Restaurant information
- Established: 2014
- Owner: Clark Hale
- Food type: Italian (pizza)
- Location: Portland, Oregon, United States
- Website: pizzeriaotto.com

= Pizzeria Otto =

Pizzeria in Portland, Oregon, U.S.

Pizzeria Otto is a pizzeria with two locations in Portland, Oregon, United States. The original restaurant opened in northeast Portland in 2014, and a second has operated in southeast Portland since 2019.

== History ==
Owner Clark Hale and pizzaiolo Justin Clarke opened Pizzeria Otto in northeast Portland's Roseway neighborhood in 2014, serving Neapolitan pizza within the 36-seat restaurant. In addition to pizza, the menu includes Caesar, mixed, and spinach salads. In 2015, Jamie Hale of The Oregonian wrote, "The place was bustling on a Monday evening, but the typical 20-somethings you'd expect to find were replaced with neighborhood families, filling the tiny pizzeria to capacity."

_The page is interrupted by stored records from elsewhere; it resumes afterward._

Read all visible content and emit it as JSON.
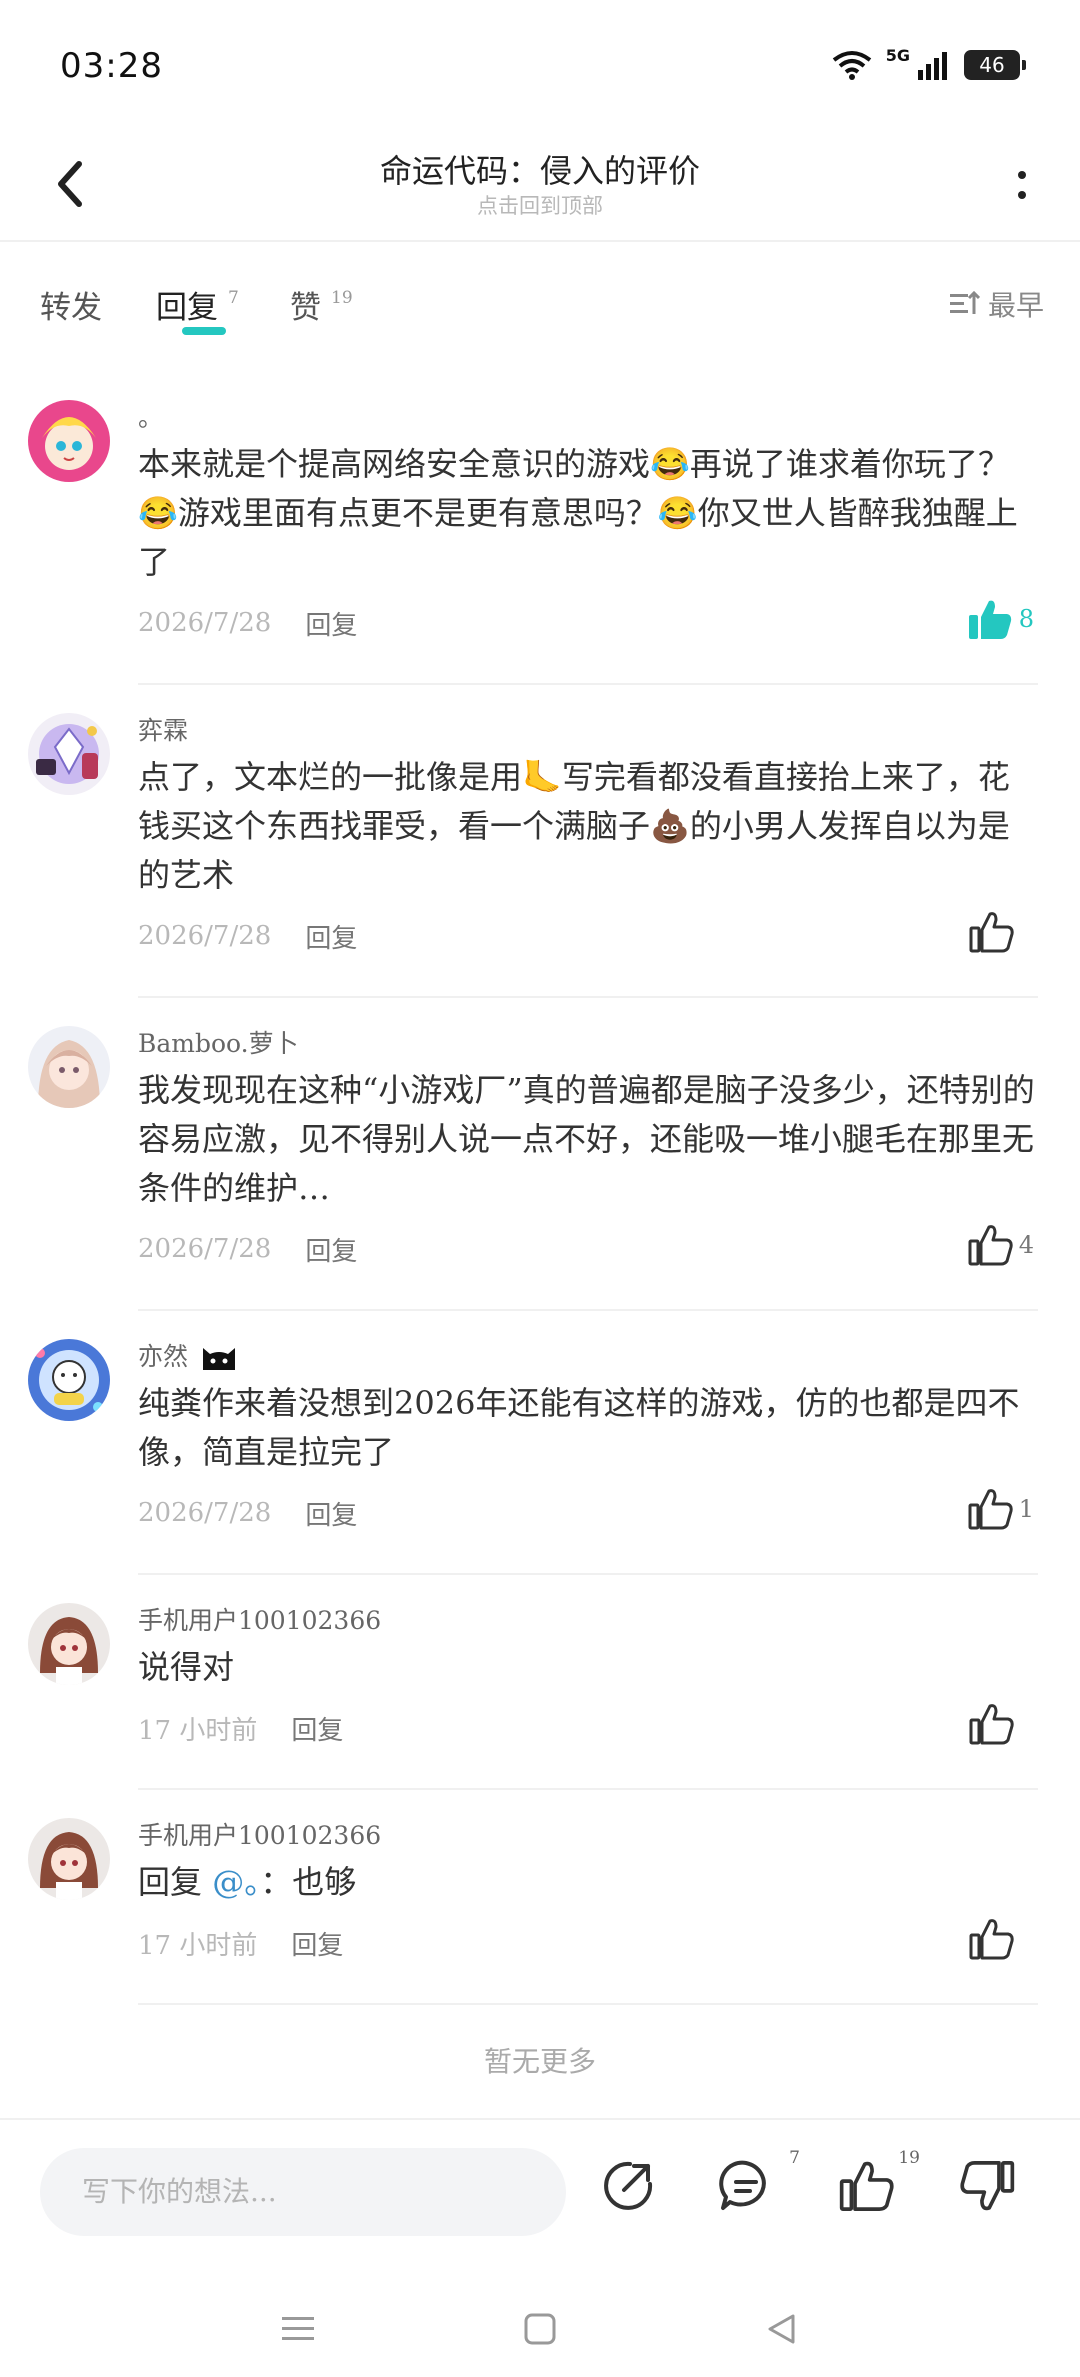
{
  "status_bar": {
    "time": "03:28",
    "network": "5G",
    "battery": "46"
  },
  "header": {
    "title": "命运代码：侵入的评价",
    "subtitle": "点击回到顶部"
  },
  "tabs": [
    {
      "label": "转发",
      "count": ""
    },
    {
      "label": "回复",
      "count": "7"
    },
    {
      "label": "赞",
      "count": "19"
    }
  ],
  "sort_label": "最早",
  "comments": [
    {
      "name": "。",
      "text": "本来就是个提高网络安全意识的游戏😂再说了谁求着你玩了？😂游戏里面有点更不是更有意思吗？😂你又世人皆醉我独醒上了",
      "date": "2026/7/28",
      "reply_label": "回复",
      "likes": "8",
      "liked": true
    },
    {
      "name": "弈霖",
      "text": "点了，文本烂的一批像是用🦶写完看都没看直接抬上来了，花钱买这个东西找罪受，看一个满脑子💩的小男人发挥自以为是的艺术",
      "date": "2026/7/28",
      "reply_label": "回复",
      "likes": "",
      "liked": false
    },
    {
      "name": "Bamboo.萝卜",
      "text": "我发现现在这种“小游戏厂”真的普遍都是脑子没多少，还特别的容易应激，见不得别人说一点不好，还能吸一堆小腿毛在那里无条件的维护…",
      "date": "2026/7/28",
      "reply_label": "回复",
      "likes": "4",
      "liked": false
    },
    {
      "name": "亦然",
      "text": "纯粪作来着没想到2026年还能有这样的游戏，仿的也都是四不像，简直是拉完了",
      "date": "2026/7/28",
      "reply_label": "回复",
      "likes": "1",
      "liked": false
    },
    {
      "name": "手机用户100102366",
      "text": "说得对",
      "date": "17 小时前",
      "reply_label": "回复",
      "likes": "",
      "liked": false
    },
    {
      "name": "手机用户100102366",
      "text_prefix": "回复 ",
      "mention": "@。",
      "text_suffix": "：也够",
      "date": "17 小时前",
      "reply_label": "回复",
      "likes": "",
      "liked": false
    }
  ],
  "no_more": "暂无更多",
  "bottom_bar": {
    "placeholder": "写下你的想法...",
    "comment_count": "7",
    "like_count": "19"
  },
  "colors": {
    "accent": "#24c7c0",
    "mention": "#3a8ec9"
  },
  "icons": [
    "back-icon",
    "more-icon",
    "sort-icon",
    "thumbs-up-icon",
    "share-icon",
    "comment-icon",
    "thumbs-down-icon",
    "menu-icon",
    "home-icon",
    "back-triangle-icon"
  ]
}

In 2016, the restaurant's team went to Naples for research. Sam J. Reed began managing the pizza oven in 2016.

In 2019, Hale confirmed plans to open a second, larger location in southeast Portland's Mt. Scott-Arleta neighborhood, near Foster-Powell. Sometimes referred to as Pizzeria Otto FoPo, the approximately 2,300 square-foot new space seats 80 people.

== Reception ==
In 2021, Portland Monthlys Benjamin Tepler said Pizzeria Otto offered the "best and only" Neapolitan pizza in the Foster-Powell neighborhood. Brooke Jackson-Glidden included Pizzeria Otto in Eater Portland's 2021 list, "15 Date-Worthy Restaurants in Portland Actually Open on Mondays". She also included the pizzeria in a 2022 overview of "Where to Find Exceptional Pizzas in Portland", writing, "The Neapolitan-style pizzas at Pizzeria Otto are outstanding, cooked in a rustic wood-fired oven in high heat, but the toppings are decidedly Pacific Northwestern." The business was named the Portland metropolitan area's fifth best pizza restaurant in The Oregonians Readers Choice Awards in 2026.